26 juin 2023 par Yorgos Mitralias
Illustration Jorge Alaminos
La coïncidence est terriblement éloquente : Le même jour, le mercredi 21 juin 2023, presque au même moment, Macron et Poutine ont déclaré la guerre à tous ceux et celles qui prennent au sérieux la protection de la nature, de l’Humanité et de notre planète ! Macron et son gouvernement ont décidé et annoncé la dissolution de l’important collectif écologiste « Soulèvements de la Terre ». Et Poutine a décidé et annoncé l’interdiction de l’organisation non gouvernementale internationale WWF (Fonds mondial pour la nature) ! En somme, Poutine-Macron même combat…
Mais pourquoi tout cet acharnement anti-écologique de ces deux présidents et de leur régime ? Dans les deux cas, les raisons en sont aussi transparentes que les vraies motivations de leurs auteur·ices.
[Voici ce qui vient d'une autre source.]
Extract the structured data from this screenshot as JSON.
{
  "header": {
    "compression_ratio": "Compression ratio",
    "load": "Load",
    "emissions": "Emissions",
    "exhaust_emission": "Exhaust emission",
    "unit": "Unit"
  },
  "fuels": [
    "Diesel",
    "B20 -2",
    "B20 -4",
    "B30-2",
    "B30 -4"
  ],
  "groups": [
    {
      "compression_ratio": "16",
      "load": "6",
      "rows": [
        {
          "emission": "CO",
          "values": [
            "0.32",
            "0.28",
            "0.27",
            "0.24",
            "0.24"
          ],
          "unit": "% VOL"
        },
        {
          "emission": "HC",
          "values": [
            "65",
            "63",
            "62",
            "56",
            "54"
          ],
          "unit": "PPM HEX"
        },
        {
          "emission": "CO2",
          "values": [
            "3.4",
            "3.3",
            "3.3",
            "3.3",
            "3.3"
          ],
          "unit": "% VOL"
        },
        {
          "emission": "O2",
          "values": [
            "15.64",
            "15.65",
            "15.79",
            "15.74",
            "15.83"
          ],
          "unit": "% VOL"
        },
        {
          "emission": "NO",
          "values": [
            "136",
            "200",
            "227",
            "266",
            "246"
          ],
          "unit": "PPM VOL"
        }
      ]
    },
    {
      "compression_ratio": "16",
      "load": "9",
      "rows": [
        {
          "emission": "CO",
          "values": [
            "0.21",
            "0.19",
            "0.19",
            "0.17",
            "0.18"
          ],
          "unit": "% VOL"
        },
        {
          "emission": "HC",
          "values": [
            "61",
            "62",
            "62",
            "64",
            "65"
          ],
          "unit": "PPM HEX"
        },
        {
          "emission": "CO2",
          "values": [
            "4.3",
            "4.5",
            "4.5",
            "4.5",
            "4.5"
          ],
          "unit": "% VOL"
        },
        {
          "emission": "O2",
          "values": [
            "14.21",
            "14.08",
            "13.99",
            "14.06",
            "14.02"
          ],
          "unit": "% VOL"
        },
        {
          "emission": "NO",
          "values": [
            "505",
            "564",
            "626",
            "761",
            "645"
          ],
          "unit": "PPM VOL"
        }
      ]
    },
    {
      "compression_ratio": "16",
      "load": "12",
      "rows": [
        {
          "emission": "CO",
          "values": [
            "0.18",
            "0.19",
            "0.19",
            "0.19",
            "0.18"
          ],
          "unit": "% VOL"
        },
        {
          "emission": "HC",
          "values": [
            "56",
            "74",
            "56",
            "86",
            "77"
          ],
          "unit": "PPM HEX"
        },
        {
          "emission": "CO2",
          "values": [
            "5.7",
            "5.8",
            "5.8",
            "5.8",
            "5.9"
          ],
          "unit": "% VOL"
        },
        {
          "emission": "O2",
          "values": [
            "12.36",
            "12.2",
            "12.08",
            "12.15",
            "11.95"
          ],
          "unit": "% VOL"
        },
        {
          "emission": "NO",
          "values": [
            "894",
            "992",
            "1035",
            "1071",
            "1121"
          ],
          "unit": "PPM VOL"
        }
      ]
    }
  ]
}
Dans l’oukase des autorités russes on lit que l’interdiction du WWF est due au fait que "les initiatives du WWF visent les grandes entreprises actives dans les secteurs de l’énergie, du pétrole et du gaz, ainsi que celles impliquées dans le développement de gisements de minéraux et de métaux précieux ». Et aussi que « le WWF mène des activités visant à empêcher la mise en œuvre de la politique du pays sur le développement industriel de l’Arctique et l’exploitation des ressources naturelles dans les territoires arctiques ». Sans oublier que le WWF a également « collecté des informations sur la situation environnementale dans les régions de Russie » et « préparé des évaluations tendancieuses » ayant pour but, selon lui, d’« entraver le développement économique » du pays » !
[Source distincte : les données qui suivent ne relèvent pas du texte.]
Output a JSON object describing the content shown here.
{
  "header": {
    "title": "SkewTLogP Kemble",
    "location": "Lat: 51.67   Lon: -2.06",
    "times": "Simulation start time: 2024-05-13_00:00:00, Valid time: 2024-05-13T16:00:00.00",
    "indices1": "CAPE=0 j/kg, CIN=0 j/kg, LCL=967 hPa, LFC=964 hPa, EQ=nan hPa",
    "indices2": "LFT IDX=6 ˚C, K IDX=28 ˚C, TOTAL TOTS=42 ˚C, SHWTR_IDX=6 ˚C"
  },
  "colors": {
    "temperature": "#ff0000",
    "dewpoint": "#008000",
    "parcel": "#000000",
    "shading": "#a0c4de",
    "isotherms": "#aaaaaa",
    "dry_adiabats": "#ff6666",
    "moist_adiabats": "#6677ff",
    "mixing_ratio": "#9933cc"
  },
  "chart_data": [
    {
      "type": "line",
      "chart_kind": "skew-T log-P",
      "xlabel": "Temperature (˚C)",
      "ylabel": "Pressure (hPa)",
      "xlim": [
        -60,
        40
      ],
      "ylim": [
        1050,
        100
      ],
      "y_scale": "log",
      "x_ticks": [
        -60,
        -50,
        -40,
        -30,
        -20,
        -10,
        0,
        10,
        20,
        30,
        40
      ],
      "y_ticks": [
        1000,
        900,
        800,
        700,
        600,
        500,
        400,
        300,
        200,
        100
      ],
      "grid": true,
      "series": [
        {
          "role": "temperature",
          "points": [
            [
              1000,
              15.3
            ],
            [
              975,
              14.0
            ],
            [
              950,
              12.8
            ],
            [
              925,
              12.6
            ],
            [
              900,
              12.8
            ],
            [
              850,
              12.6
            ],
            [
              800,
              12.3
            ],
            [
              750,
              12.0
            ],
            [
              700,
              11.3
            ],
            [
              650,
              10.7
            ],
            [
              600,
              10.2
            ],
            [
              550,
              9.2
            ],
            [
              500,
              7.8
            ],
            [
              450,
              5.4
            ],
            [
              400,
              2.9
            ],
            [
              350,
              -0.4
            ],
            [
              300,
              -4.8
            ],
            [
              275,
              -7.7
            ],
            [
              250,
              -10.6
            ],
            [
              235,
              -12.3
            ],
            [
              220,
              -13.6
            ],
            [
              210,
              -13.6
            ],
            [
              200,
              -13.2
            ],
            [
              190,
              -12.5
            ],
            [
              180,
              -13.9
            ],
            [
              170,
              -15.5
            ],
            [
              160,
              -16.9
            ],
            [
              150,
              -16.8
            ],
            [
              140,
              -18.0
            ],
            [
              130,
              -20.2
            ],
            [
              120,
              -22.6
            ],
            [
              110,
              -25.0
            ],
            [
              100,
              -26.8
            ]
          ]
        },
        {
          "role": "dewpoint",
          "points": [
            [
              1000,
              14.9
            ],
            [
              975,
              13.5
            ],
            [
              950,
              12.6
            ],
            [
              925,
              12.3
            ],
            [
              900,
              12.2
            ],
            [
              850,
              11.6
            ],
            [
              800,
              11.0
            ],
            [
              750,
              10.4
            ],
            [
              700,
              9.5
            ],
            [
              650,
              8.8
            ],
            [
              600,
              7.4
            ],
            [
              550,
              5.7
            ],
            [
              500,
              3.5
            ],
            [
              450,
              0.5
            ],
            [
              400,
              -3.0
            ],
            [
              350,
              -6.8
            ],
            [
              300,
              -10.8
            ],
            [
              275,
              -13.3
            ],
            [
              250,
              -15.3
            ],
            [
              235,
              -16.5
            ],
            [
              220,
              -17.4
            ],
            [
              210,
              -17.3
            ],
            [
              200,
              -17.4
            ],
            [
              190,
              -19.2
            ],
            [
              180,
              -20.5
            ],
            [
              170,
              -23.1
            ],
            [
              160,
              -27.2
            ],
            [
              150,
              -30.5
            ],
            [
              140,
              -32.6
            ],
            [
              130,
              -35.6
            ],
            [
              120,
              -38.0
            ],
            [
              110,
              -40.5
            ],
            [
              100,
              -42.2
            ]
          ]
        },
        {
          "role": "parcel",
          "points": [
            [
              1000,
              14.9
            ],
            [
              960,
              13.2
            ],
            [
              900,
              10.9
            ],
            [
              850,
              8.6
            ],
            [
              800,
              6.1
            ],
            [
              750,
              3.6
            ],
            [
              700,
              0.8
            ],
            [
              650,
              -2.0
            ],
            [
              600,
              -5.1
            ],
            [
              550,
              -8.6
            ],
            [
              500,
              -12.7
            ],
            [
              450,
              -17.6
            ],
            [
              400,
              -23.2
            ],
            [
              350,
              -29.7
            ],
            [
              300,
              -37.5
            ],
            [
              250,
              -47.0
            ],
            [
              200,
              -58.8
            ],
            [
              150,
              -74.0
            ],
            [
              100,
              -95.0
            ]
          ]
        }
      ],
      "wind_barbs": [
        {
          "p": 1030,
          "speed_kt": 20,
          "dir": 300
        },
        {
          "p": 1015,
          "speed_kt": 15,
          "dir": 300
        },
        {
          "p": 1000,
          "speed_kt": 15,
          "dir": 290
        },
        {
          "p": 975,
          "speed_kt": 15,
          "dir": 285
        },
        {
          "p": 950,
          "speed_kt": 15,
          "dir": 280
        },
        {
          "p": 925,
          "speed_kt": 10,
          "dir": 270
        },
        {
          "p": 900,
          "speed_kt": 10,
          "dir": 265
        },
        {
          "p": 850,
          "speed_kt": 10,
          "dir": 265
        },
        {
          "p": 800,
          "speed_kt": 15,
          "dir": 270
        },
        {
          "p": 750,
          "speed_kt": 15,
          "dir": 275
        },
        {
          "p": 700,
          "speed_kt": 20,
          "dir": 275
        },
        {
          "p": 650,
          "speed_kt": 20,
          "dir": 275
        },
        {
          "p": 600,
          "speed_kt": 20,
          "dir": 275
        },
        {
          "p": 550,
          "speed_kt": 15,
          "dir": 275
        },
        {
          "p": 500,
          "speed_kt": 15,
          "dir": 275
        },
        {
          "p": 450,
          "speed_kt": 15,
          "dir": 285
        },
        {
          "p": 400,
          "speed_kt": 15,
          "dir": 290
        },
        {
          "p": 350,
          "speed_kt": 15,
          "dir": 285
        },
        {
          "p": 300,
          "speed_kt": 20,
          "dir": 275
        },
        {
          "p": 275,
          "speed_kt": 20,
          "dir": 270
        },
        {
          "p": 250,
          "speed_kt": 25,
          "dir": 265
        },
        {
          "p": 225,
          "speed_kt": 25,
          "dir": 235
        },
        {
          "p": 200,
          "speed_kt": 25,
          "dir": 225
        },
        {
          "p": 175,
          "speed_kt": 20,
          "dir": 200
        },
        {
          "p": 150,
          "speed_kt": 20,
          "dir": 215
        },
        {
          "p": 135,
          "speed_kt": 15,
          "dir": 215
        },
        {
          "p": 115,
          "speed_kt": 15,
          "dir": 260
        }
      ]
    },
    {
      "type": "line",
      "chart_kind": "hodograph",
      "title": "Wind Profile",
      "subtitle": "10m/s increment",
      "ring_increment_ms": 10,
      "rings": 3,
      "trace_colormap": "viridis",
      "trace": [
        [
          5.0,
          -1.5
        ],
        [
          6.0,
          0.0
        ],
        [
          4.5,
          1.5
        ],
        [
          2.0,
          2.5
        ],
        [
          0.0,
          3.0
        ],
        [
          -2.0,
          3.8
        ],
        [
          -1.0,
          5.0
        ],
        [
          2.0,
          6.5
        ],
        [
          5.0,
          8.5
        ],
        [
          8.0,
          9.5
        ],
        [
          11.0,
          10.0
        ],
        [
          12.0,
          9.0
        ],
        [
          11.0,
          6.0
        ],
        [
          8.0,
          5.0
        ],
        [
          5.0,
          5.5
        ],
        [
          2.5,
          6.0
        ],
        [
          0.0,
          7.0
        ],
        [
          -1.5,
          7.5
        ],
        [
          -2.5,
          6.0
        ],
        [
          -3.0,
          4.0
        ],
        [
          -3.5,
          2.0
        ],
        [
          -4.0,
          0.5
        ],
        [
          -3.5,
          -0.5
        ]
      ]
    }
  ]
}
Comparé à Macron et son gouvernement qui préfèrent parler de la prétendue « violence » des « Soulèvements de la Terre » pour justifier sa dissolution, le mérite du très autoritaire président russe est qu’il ne mâche pas ses mots, qu’il dit -à sa façon- la vérité : évidemment, le WWF a fait en Russie tout ce que le régime russe l’accuse d’avoir fait, parce qu’il fait la même chose partout dans le monde ! Pas de surprise donc, si le WWF est interdit par quelqu’un comme Poutine qui, il y a encore quelques années, aimait exprimer son attachement aux combustibles fossiles en disant que le changement climatique ne pouvait que bénéficier à la Russie car... il allait transformer la Sibérie à un jardin (!) D’ailleurs, avant l’interdiction du WWF, Poutine et ses acolytes avaient déjà déclaré Greenpeace « indésirable » car représentant une « menace aux fondements de l’ordre constitutionnel et à la sécurité » de la Russie et cherchant à y « renverser le pouvoir de façon anticonstitutionnelle »...
Évidemment, le tristement célèbre ministre de l’intérieur de Macron, Gérald Darmanin, ne bénéficie pas de la liberté d’expression qui caractérise Poutine et son procureur général, quand il parle de la “violence” des « Soulèvements de la Terre ». Mais, la presse française abonde en reportages que l’interdiction de ce mouvement écologiste, qui brille par sa capacité de mobiliser des milliers de manifestants, non seulement sert directement les intérêts de l’agro-industrie, mais est aussi faite pratiquement sur commande de son principal représentant, le syndicat FNSEA des grands exploitants agricoles et autres patrons de l’agro-business ! Ce n’est pas donc un hasard que le principal dirigeant de la FNSEA, qui est lui-même à la fois grand exploitant céréalier et grand patron de l’agro-industrie, a su “persuader” Macron d’interdire les “Soulèvements” en menant campagne avec des déclarations plus qu’alarmistes du genre« l’impunité des Soulèvements va conduire tout le monde à la guerre civile ».
La différence -de taille- entre la France de Macron et la Russie de Poutine est qu’en Russie pratiquement personne n’ose critiquer publiquement l’interdiction du WWF, tandis qu’en France sont légion ceux et celles qui fustigent la dissolution des “Soulèvements de la Terre” et sont des milliers et des milliers ceux et celles qui manifestent dans des dizaines de villes contre cet énième acte antidémocratique de la Macronie. Cependant, cette différence entre les deux régimes tend à diminuer si on tient compte du fait que la police de Macron procède ces derniers jours à des dizaines d’arrestations des militant·es des “Soulèvements de la Terre” et autres activistes écologistes, exactement comme le fait Poutine et ses forces de répression contre ses propres écologistes depuis déjà belle lurette…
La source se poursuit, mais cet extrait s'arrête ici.